# Automatic Differentiation
AD is an extremely powerful tool. In julia, you can differentiate almost any valid julia program to obtain derivatives, gradients, jacobians and hessians etc. automatically, with high performance. This is what makes up the bulk of most deep-learning libraries, but contrary to most libraries, you do not need to write your code using a subset of julia or a DL-specific language, you can just write regular julia code.

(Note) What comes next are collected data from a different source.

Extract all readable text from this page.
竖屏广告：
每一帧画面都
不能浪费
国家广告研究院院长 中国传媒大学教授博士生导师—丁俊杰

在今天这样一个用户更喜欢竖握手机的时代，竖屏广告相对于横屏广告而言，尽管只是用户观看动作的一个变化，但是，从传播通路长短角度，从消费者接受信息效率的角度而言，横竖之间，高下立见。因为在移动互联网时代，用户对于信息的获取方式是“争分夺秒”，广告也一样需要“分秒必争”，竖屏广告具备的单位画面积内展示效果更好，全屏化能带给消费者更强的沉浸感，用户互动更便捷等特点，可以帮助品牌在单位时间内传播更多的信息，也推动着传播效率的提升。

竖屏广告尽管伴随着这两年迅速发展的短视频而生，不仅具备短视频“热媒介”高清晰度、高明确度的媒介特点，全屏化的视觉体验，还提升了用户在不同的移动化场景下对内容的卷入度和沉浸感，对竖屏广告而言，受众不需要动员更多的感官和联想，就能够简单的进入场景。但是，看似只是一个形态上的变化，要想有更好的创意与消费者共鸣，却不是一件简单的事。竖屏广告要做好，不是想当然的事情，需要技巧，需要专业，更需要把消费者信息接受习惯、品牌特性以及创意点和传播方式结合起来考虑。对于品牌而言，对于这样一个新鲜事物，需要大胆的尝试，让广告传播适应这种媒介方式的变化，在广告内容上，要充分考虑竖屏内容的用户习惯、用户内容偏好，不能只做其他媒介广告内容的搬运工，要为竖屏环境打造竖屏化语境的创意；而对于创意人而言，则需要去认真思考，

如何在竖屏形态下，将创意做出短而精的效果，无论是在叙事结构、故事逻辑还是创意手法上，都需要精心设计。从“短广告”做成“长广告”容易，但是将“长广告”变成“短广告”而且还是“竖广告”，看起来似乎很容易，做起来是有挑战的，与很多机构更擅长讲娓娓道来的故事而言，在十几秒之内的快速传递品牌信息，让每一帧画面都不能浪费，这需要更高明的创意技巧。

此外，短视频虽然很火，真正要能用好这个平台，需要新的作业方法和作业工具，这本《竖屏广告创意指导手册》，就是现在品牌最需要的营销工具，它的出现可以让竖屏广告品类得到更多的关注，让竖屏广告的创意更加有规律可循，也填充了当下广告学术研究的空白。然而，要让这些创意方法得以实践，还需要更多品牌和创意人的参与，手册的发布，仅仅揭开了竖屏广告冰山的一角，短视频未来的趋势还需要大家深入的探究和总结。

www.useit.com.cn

There are a number of different kinds of AD. In the following, we will refer to a function 
$$ f : \mathbb{R}^n -> \mathbb{R}^m$$

## Forward-mode AD
Using dual numbers, forward-mode AD perfrorms a single forward pass of your program, calculating both the function value and gradients in one go. FAD is algorithmically favorable when $f$ is "few to many", or $n < m$. It also typically has the least overhead, so is competetive when both $n$ and $m$ are small.

## Reverse-mode AD
This is what is used in DL libraries. RAD works by constructing a computation graph, either before execution (as old tensorflow) or during the execution (most common today).
RAD is algorithmically favorable when $f$ is "many to few", or $n > m$. This is the case in most DL, where the cost function is a scalar-valued function of very many parameters, the NN weights. For functions with many outputs, 

In [None]:
using ForwardDiff, BenchmarkTools

f(x) = sum(sin, x) + prod(tan, x) * sum(sqrt, x);

x = rand(5) # small size 
g = x -> ForwardDiff.gradient(f, x); # g = ∇f
g(x)

In [None]:
@btime g($x);

In [None]:
ForwardDiff.hessian(f, x)

In [None]:
using Zygote

f'(x) ≈ g(x)

In [None]:
@btime f'($x);

If we change the size of the input vector, the relative timings change

In [None]:
x = rand(5000)
@btime g($x);

In [None]:
@btime f'($x);

Most AD (except for Zygote and Yota) in julia works by overloading `Base` functions on custom types. This means that you can not use AD if you restrict the input types to your functions too much! In the following example, the input is restricted to `Vector{Float64}`

In [None]:
x = abs.(randn(3))
f2(x::Vector{Float64}) = sum(sin, x) + prod(tan, x) * sum(sqrt, x);
f2(x)

In [None]:
ForwardDiff.gradient(f2, x);

This did not work, since ForwardDiff  calls the function with an argument of type `Vector{<: Dual}`

In [None]:
f2'(x)

This works since Zygote does not use dispatch on custom types.

In [None]:
f3(x::Vector) = sum(sin, x) + prod(tan, x) * sum(sqrt, x);
ForwardDiff.gradient(f3, x)